Breaking Down Roboflow's Health Check Dimension Insights
Roboflow improves datasets without any user effort. This includes dropping zero-pixel bounding boxes and cropping out-of-frame bounding boxes to be in-line with the edge of an image. Roboflow also notifies users of potential areas requiring attention like severely underrepresented classes (as was present in the original hard hat object detection dataset), images missing annotations, null image examples, oddly misshapen images, and object positional issues.
The Importance of Image Resize in Preprocessing
One area where the Roboflow Team has dedicated significant thought is how to demonstrate the need to resize images. Knowing how to resize images for computer vision is a tricky task in of itself: resizing isn't a simple stretch-to-fill decision as one needs to consider maintaining aspect ratio and how images in inference may vary from those in training. All images should be scaled and sized the same when the model is deployed.
Commonly, images for many neural networks must be square, even if the aspect ratio or original images are not. (This is because fully connected layers require square arrays.) Images that are close-to-square can easily become square. Images that are too oblong in one direction (too tall or too wide) give us pause: perhaps one-off examples could be dropped from the dataset. Generally, we seek to see how distorted the majority of our images would be, if at all, if we did a resize to square.
A Walkthrough with Dimensions Insights
One way we help informed resize decisions is with our Dimensions Insights tool in the Dataset Health Check.
Let's consider an example from the Hard Hat Dataset, which has images of various sizes and bounding boxes around workers with hard hats (or not):
There's quite a bit to take in, but we also learn many things instantaneously.
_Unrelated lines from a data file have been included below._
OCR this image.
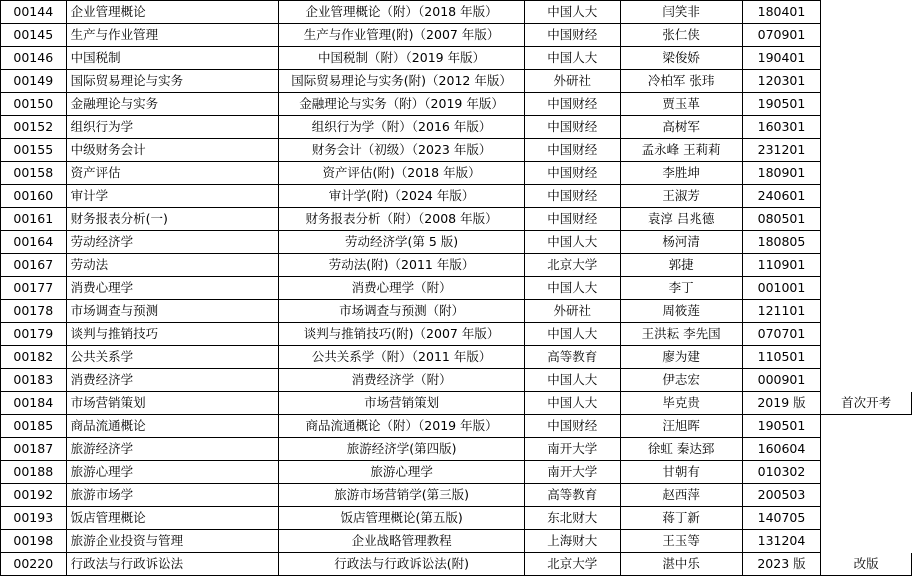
00144	企业管理概论	企业管理概论（附）（2018 年版）	中国人大	闫笑非	180401	
00145	生产与作业管理	生产与作业管理(附)（2007 年版）	中国财经	张仁侠	070901	
00146	中国税制	中国税制（附）（2019 年版）	中国人大	梁俊娇	190401	
00149	国际贸易理论与实务	国际贸易理论与实务(附)（2012 年版）	外研社	冷柏军 张玮	120301	
00150	金融理论与实务	金融理论与实务（附）（2019 年版）	中国财经	贾玉革	190501	
00152	组织行为学	组织行为学（附）（2016 年版）	中国财经	高树军	160301	
00155	中级财务会计	财务会计（初级）（2023 年版）	中国财经	孟永峰 王莉莉	231201	
00158	资产评估	资产评估(附)（2018 年版）	中国财经	李胜坤	180901	
00160	审计学	审计学(附)（2024 年版）	中国财经	王淑芳	240601	
00161	财务报表分析(一)	财务报表分析（附）（2008 年版）	中国财经	袁淳 吕兆德	080501	
00164	劳动经济学	劳动经济学(第 5 版)	中国人大	杨河清	180805	
00167	劳动法	劳动法(附)（2011 年版）	北京大学	郭捷	110901	
00177	消费心理学	消费心理学（附）	中国人大	李丁	001001	
00178	市场调查与预测	市场调查与预测（附）	外研社	周筱莲	121101	
00179	谈判与推销技巧	谈判与推销技巧(附)（2007 年版）	中国人大	王洪耘 李先国	070701	
00182	公共关系学	公共关系学（附）（2011 年版）	高等教育	廖为建	110501	
00183	消费经济学	消费经济学（附）	中国人大	伊志宏	000901	
00184	市场营销策划	市场营销策划	中国人大	毕克贵	2019 版	首次开考
00185	商品流通概论	商品流通概论（附）（2019 年版）	中国财经	汪旭晖	190501	
00187	旅游经济学	旅游经济学(第四版)	南开大学	徐虹 秦达郅	160604	
00188	旅游心理学	旅游心理学	南开大学	甘朝有	010302	
00192	旅游市场学	旅游市场营销学(第三版)	高等教育	赵西萍	200503	
00193	饭店管理概论	饭店管理概论(第五版)	东北财大	蒋丁新	140705	
00198	旅游企业投资与管理	企业战略管理教程	上海财大	王玉等	131204	
00220	行政法与行政诉讼法	行政法与行政诉讼法(附)	北京大学	湛中乐	2023 版	改版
Let's start with describing the basics of our visualization. The y-axis describes the height dimension of our images. The x-axis describes our image width. Every dot is a given image in our dataset's dimensions. If an image is a perfect square, it would extend 45 degrees from the origin of our graph (and fall right on the light gray line protruding from the origin). If a dot is above this line, the image is taller than it is wide. If a dot is below this line, the image is wider than it is tall.
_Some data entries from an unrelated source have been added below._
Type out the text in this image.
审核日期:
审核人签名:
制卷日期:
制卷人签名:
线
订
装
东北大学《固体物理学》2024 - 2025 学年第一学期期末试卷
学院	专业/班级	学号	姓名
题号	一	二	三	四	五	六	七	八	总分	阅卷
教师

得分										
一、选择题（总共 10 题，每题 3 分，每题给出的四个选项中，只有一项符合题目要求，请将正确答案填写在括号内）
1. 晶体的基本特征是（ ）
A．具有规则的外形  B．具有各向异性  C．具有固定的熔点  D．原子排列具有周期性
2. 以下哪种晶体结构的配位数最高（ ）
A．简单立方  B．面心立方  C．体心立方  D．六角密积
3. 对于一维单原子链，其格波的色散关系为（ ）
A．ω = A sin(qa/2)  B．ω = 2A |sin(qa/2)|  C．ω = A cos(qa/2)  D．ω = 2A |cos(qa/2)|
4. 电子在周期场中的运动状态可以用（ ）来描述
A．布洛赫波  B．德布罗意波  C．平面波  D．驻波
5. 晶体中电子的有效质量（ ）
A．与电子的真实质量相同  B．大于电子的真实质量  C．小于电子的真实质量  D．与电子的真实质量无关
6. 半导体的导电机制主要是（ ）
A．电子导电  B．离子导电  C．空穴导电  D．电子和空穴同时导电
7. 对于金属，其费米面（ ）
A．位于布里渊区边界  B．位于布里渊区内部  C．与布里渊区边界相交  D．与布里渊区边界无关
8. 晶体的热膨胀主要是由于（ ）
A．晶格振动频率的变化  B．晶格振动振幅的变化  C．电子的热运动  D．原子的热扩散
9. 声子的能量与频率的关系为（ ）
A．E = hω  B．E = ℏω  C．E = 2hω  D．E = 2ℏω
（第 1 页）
In our shaded areas on either axis, we note images that may fall into the "danger" territory of being too tall or too wide – where the longer dimension is 2x the shorter dimension.
The last orienting component in this visualization the purple area denoting the "median" image size in a dataset. Given the median is less susceptible to outliers than the mean, it provides a central point to consider how far any given image is from our desired resize (again, likely square). Moreover, showing the median image dimension informs whether over half our images are generally too wide or too tall.
Now, let's consider what we see in the case of our hard hat object detection dataset.
The majority of images (6,541 of 7,035) are "medium-sized," and close in size to one another. These images are, indeed, on the "wide end of square," but not dramatically. Our median image is 500 pixels wide by 333 pixels tall – not too far off of being square. Despite the diversity in shapes in our dataset, it is not too off-kilter.
That said, we have some images to consider dropping or investigating. Our images that are much smaller than our median (32 of 7,035) are of particular concern as stretching pixels to be larger is often worse than stretching pixels to be smaller: the distortion is less "real world" than downsizing our big images to be smaller. Moreover, one image is "extremely wide," where its width is more than 2.5 times its height. We ought to consider removing this image from our dataset, or at least considering the source of capture for this image to understand if our model in production will face many more examples like these dimensions.
All told, with this dataset, I would consider a 416x416 resize with preserving aspect ratio to be the best bet. Stretching context – making wide or tall images to be square – may limit our model's ability to learn what hard hat wearing workers truly look like. I would investigate the source of my 32 smaller images and outlier wide image to see if I could safely drop them. (Safely defined as there are other images in the dataset capturing these images' qualities.)